In a few months, we’ll be marking the second anniversary of the first Snowden leak. The outraged responses of citizens and politicians around the world to these revelations has resulted in approximately nothing in those 24 months. There have been bright spots here and there — where governments and their intelligence agencies were painted into corners by multiple leaks and forced to respond — but overall, the supposed debate on the balance between security and privacy has been largely ignored by those on Team National Security.
Here in the US, multiple surveillance reforms were promised. So far, very little has been put into practice. The NSA may be forced to seek court approval for searches of its bulk phone metadata, but otherwise the program rolls on unimpaired and slightly rebranded (from Section 215 to Section 501).
Senator Ron Wyden — one of the few members of our nation’s intelligence oversight committees actively performing any oversight — isn’t happy with the lack of progress.
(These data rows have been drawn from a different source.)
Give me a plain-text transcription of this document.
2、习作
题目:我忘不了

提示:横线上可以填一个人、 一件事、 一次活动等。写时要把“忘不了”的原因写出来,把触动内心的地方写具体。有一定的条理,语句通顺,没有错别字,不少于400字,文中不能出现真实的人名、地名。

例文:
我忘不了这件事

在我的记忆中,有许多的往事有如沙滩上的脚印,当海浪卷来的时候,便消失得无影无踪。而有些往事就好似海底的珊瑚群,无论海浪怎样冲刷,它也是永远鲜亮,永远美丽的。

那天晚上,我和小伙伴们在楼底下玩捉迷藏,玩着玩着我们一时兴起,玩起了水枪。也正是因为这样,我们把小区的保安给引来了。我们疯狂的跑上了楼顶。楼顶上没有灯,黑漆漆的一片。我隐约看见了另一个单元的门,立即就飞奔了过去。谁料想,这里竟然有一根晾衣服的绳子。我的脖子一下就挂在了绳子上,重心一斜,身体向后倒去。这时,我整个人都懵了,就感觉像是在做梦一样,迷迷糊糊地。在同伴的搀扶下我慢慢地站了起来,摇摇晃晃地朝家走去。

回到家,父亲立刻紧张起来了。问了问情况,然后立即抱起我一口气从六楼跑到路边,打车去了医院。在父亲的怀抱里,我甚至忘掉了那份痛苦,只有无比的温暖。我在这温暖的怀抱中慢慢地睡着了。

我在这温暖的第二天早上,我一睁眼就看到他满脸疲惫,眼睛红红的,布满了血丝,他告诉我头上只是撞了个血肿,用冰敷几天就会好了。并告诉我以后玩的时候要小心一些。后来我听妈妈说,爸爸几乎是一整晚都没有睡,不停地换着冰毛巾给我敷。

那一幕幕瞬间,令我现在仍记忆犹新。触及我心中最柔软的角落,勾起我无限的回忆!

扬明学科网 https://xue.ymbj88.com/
In an interview with Buzzfeed’s John Stanton, Wyden points out that not only has there been little movement forward in terms of surveillance reform, there actually may have been a few steps backward.
Wyden bluntly warned that even after the NSA scandal that started with Edward Snowden’s disclosures, the Obama administration has continued programs to monitor the activities of American citizens in ways that the public is unaware of and that could be giving government officials intimate details of citizens’ lives.
Asked if intelligence agencies have domestic surveillance programs of which the public is still unaware, Wyden said simply, “Yeah, there’s plenty of stuff.